Released: February 14, 2023 Perell, J.
Footnotes
[^1]: R.R.O. 1990, Reg. 194. [^2]: Ms. McDowell invested in syndicated mortgages in three Fortress development projects. She invested $180,000: $80,000 in the Collier Centre project, $25,000 in the Progress project, and $75,000 in the Orchard project. [^3]: Ms. Medland invested $118,100 in two Fortress syndicated mortgages. In 2014, she invested $59,000 in the Sutton development with her husband, Leonard Medland. Mr. Leonard died on December 31, 2014. In 2015, Ms. Medland invested $59,100 in a second syndicated mortgage against the Sutton project. [^4]: Rebecca Shaw is the Litigation Administrator for the Estate of Bryan Madryga.
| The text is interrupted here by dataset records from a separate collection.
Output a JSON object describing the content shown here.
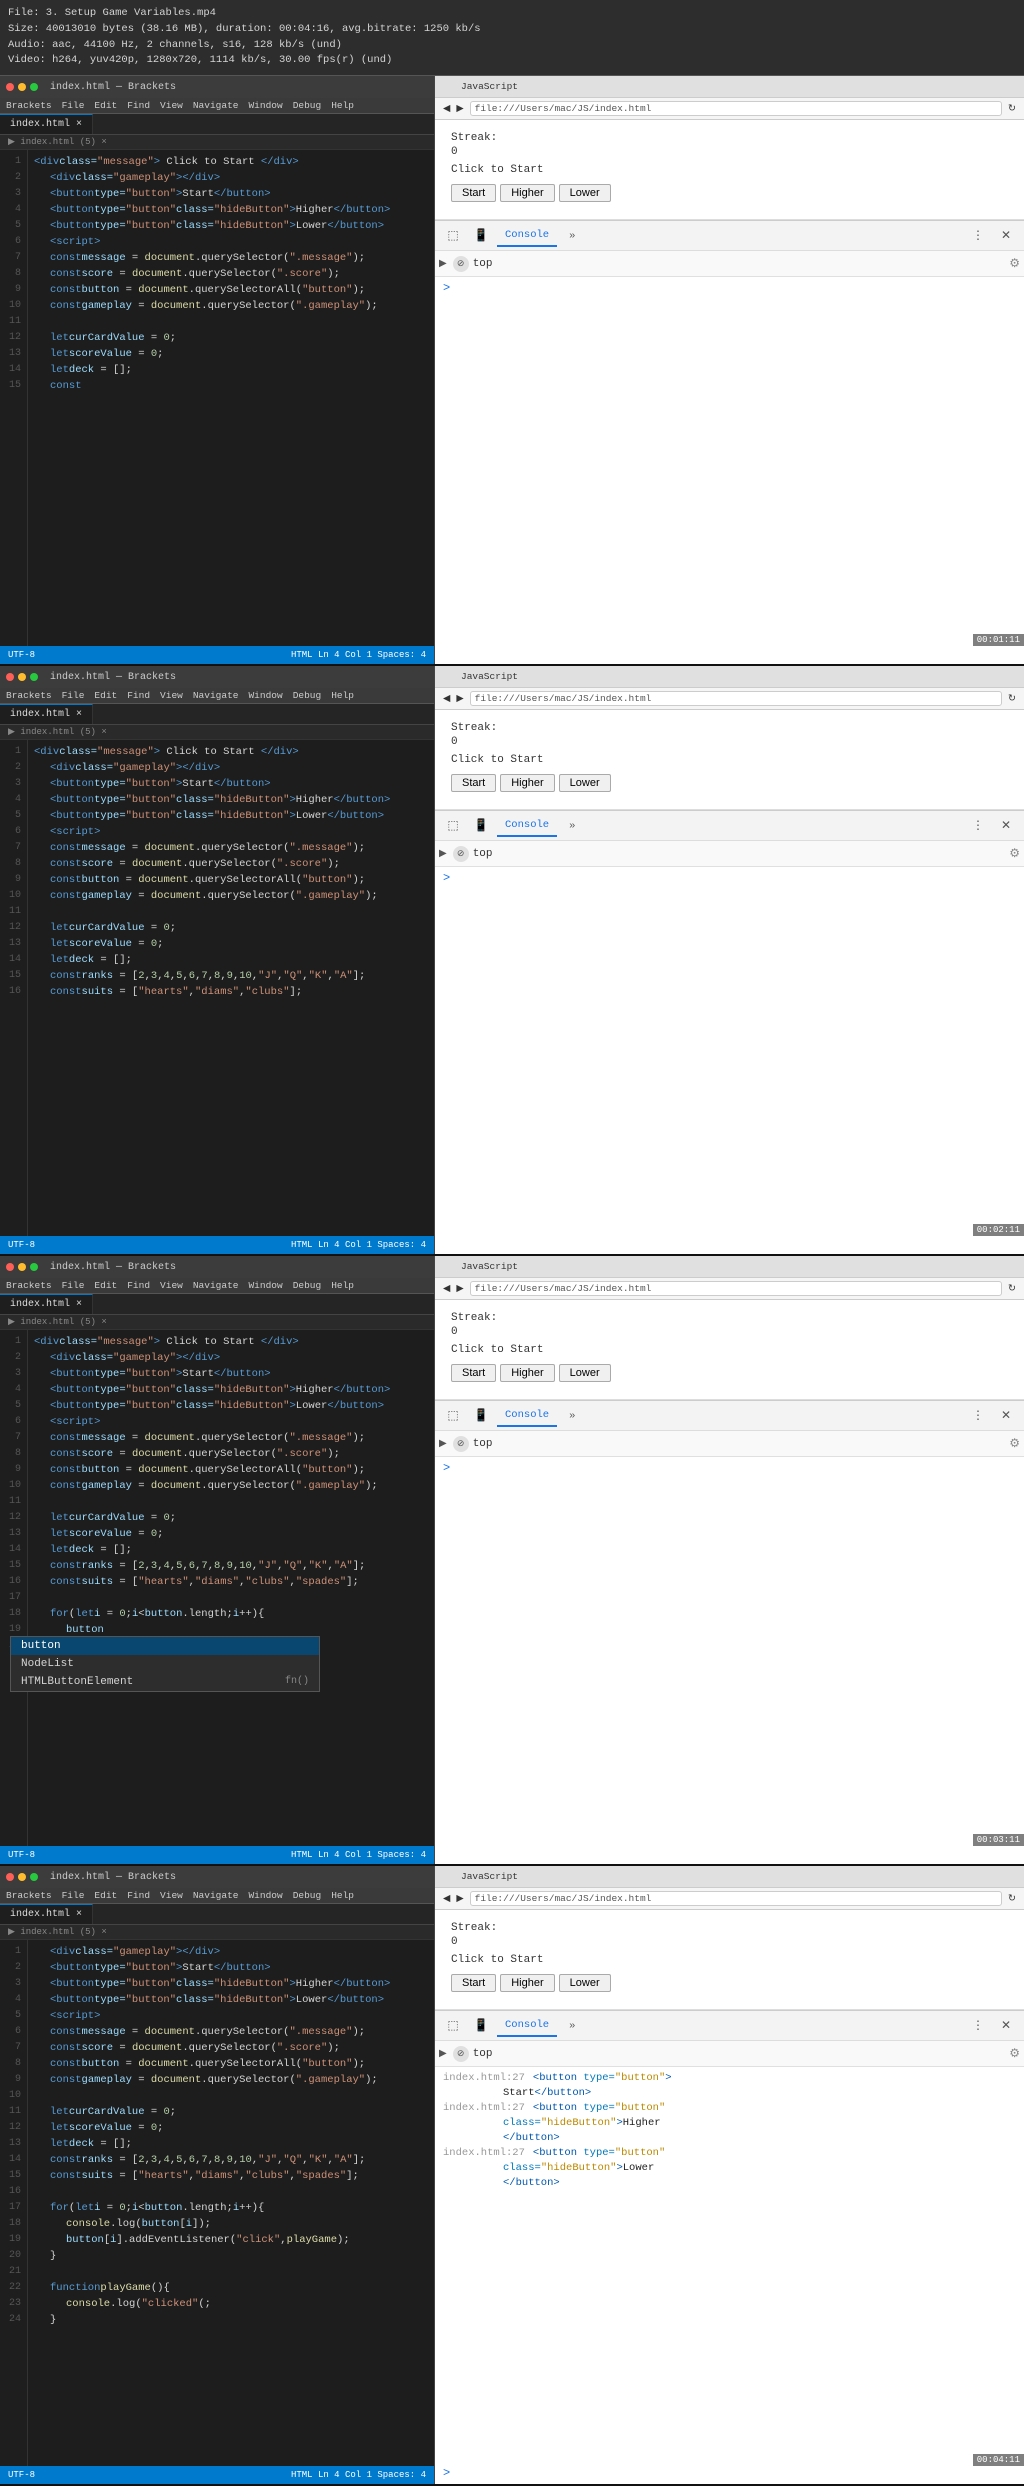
{
  "videoHeader": {
    "line1": "File: 3. Setup Game Variables.mp4",
    "line2": "Size: 40013010 bytes (38.16 MB), duration: 00:04:16, avg.bitrate: 1250 kb/s",
    "line3": "Audio: aac, 44100 Hz, 2 channels, s16, 128 kb/s (und)",
    "line4": "Video: h264, yuv420p, 1280x720, 1114 kb/s, 30.00 fps(r) (und)"
  },
  "frames": [
    {
      "id": "frame1",
      "timestamp": "00:01:11",
      "editor": {
        "title": "index.html — Brackets",
        "tabs": [
          "index.html"
        ],
        "filepath": "index.html (5) ×",
        "codeLines": [
          "<div class=\"message\"> Click to Start </div>",
          "    <div class=\"gameplay\"></div>",
          "    <button type=\"button\" >Start</button>",
          "    <button type=\"button\"class=\"hideButton\">Higher</button>",
          "    <button type=\"button\"class=\"hideButton\">Lower</button>",
          "    <script>",
          "    const message = document.querySelector(\".message\");",
          "    const score = document.querySelector(\".score\");",
          "    const button = document.querySelectorAll(\"button\");",
          "    const gameplay = document.querySelector(\".gameplay\");",
          "",
          "    let curCardValue = 0;",
          "    let scoreValue = 0;",
          "    let deck = [];",
          "    const"
        ],
        "statusBar": "UTF-8  HTML  Ln 4  Col 1  Spaces: 4"
      },
      "browser": {
        "url": "file:///Users/mac/JS/index.html",
        "game": {
          "streakLabel": "Streak:",
          "streakValue": "0",
          "clickToStart": "Click to Start",
          "buttons": [
            "Start",
            "Higher",
            "Lower"
          ]
        },
        "devtools": {
          "tab": "Console",
          "inputValue": "top",
          "consoleChevron": ">"
        }
      }
    },
    {
      "id": "frame2",
      "timestamp": "00:02:11",
      "editor": {
        "title": "index.html — Brackets",
        "tabs": [
          "index.html"
        ],
        "filepath": "index.html (5) ×",
        "codeLines": [
          "<div class=\"message\"> Click to Start </div>",
          "    <div class=\"gameplay\"></div>",
          "    <button type=\"button\" >Start</button>",
          "    <button type=\"button\"class=\"hideButton\">Higher</button>",
          "    <button type=\"button\"class=\"hideButton\">Lower</button>",
          "    <script>",
          "    const message = document.querySelector(\".message\");",
          "    const score = document.querySelector(\".score\");",
          "    const button = document.querySelectorAll(\"button\");",
          "    const gameplay = document.querySelector(\".gameplay\");",
          "",
          "    let curCardValue = 0;",
          "    let scoreValue = 0;",
          "    let deck = [];",
          "    const ranks = [2,3,4,5,6,7,8,9,10,\"J\",\"Q\",\"K\",\"A\"];",
          "    const suits = [\"hearts\",\"diams\",\"clubs\"];"
        ],
        "statusBar": "UTF-8  HTML  Ln 4  Col 1  Spaces: 4"
      },
      "browser": {
        "url": "file:///Users/mac/JS/index.html",
        "game": {
          "streakLabel": "Streak:",
          "streakValue": "0",
          "clickToStart": "Click to Start",
          "buttons": [
            "Start",
            "Higher",
            "Lower"
          ]
        },
        "devtools": {
          "tab": "Console",
          "inputValue": "top",
          "consoleChevron": ">"
        }
      }
    },
    {
      "id": "frame3",
      "timestamp": "00:03:11",
      "editor": {
        "title": "index.html — Brackets",
        "tabs": [
          "index.html"
        ],
        "filepath": "index.html (5) ×",
        "codeLines": [
          "<div class=\"message\"> Click to Start </div>",
          "    <div class=\"gameplay\"></div>",
          "    <button type=\"button\" >Start</button>",
          "    <button type=\"button\"class=\"hideButton\">Higher</button>",
          "    <button type=\"button\"class=\"hideButton\">Lower</button>",
          "    <script>",
          "    const message = document.querySelector(\".message\");",
          "    const score = document.querySelector(\".score\");",
          "    const button = document.querySelectorAll(\"button\");",
          "    const gameplay = document.querySelector(\".gameplay\");",
          "",
          "    let curCardValue = 0;",
          "    let scoreValue = 0;",
          "    let deck = [];",
          "    const ranks = [2,3,4,5,6,7,8,9,10,\"J\",\"Q\",\"K\",\"A\"];",
          "    const suits = [\"hearts\",\"diams\",\"clubs\",\"spades\"];",
          "",
          "    for(let i = 0;i<button.length;i++){",
          "        button",
          "    }"
        ],
        "statusBar": "UTF-8  HTML  Ln 4  Col 1  Spaces: 4",
        "autocomplete": {
          "items": [
            {
              "label": "button",
              "type": "",
              "selected": true
            },
            {
              "label": "NodeList",
              "type": ""
            },
            {
              "label": "HTMLButtonElement",
              "type": "fn()"
            }
          ]
        }
      },
      "browser": {
        "url": "file:///Users/mac/JS/index.html",
        "game": {
          "streakLabel": "Streak:",
          "streakValue": "0",
          "clickToStart": "Click to Start",
          "buttons": [
            "Start",
            "Higher",
            "Lower"
          ]
        },
        "devtools": {
          "tab": "Console",
          "inputValue": "top",
          "consoleChevron": ">"
        }
      }
    },
    {
      "id": "frame4",
      "timestamp": "00:04:11",
      "editor": {
        "title": "index.html — Brackets",
        "tabs": [
          "index.html"
        ],
        "filepath": "index.html (5) ×",
        "codeLines": [
          "<div class=\"gameplay\"></div>",
          "    <button type=\"button\" >Start</button>",
          "    <button type=\"button\"class=\"hideButton\">Higher</button>",
          "    <button type=\"button\"class=\"hideButton\">Lower</button>",
          "    <script>",
          "    const message = document.querySelector(\".message\");",
          "    const score = document.querySelector(\".score\");",
          "    const button = document.querySelectorAll(\"button\");",
          "    const gameplay = document.querySelector(\".gameplay\");",
          "",
          "    let curCardValue = 0;",
          "    let scoreValue = 0;",
          "    let deck = [];",
          "    const ranks = [2,3,4,5,6,7,8,9,10,\"J\",\"Q\",\"K\",\"A\"];",
          "    const suits = [\"hearts\",\"diams\",\"clubs\",\"spades\"];",
          "",
          "    for(let i = 0;i<button.length;i++){",
          "        console.log(button[i]);",
          "        button[i].addEventListener(\"click\",playGame);",
          "    }",
          "",
          "    function playGame(){",
          "        console.log(\"clicked\"(;",
          "    }"
        ],
        "statusBar": "UTF-8  HTML  Ln 4  Col 1  Spaces: 4"
      },
      "browser": {
        "url": "file:///Users/mac/JS/index.html",
        "game": {
          "streakLabel": "Streak:",
          "streakValue": "0",
          "clickToStart": "Click to Start",
          "buttons": [
            "Start",
            "Higher",
            "Lower"
          ]
        },
        "devtools": {
          "tab": "Console",
          "inputValue": "top",
          "consoleChevron": ">",
          "sourceLines": [
            {
              "lineNum": "index.html:27",
              "code": "<button type=\"button\">"
            },
            {
              "lineNum": "",
              "code": "  Start</button>"
            },
            {
              "lineNum": "index.html:27",
              "code": "<button type=\"button\""
            },
            {
              "lineNum": "",
              "code": "  class=\"hideButton\">Higher"
            },
            {
              "lineNum": "",
              "code": "</button>"
            },
            {
              "lineNum": "index.html:27",
              "code": "<button type=\"button\""
            },
            {
              "lineNum": "",
              "code": "  class=\"hideButton\">Lower"
            },
            {
              "lineNum": "",
              "code": "</button>"
            }
          ]
        }
      }
    }
  ],
  "colors": {
    "editorBg": "#1d1d1d",
    "browserBg": "#ffffff",
    "accentBlue": "#007acc",
    "keyword": "#569cd6",
    "string": "#ce9178",
    "number": "#b5cea8",
    "variable": "#9cdcfe",
    "function_color": "#dcdcaa",
    "comment": "#6a9955"
  }
}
The late Mr. Madryga, who passed away in 2021, invested $+ in two Fortress syndicated mortgages, Harmony Simcoe and Orchard. [^5]: McDowell v. Fortress Real Capital Inc., 2017 ONSC 4789; Martino v. Fortress Real Capital Inc., 2017 ONSC 4790; Madryga v. Fortress Real Capital Inc., 2017 ONSC 4792; McDowell and Aversa v. Fortress Real Capital Inc., 2017 ONSC 4791. [^6]: McDowell v. Fortress Real Capital Inc., 2019 ONCA 71.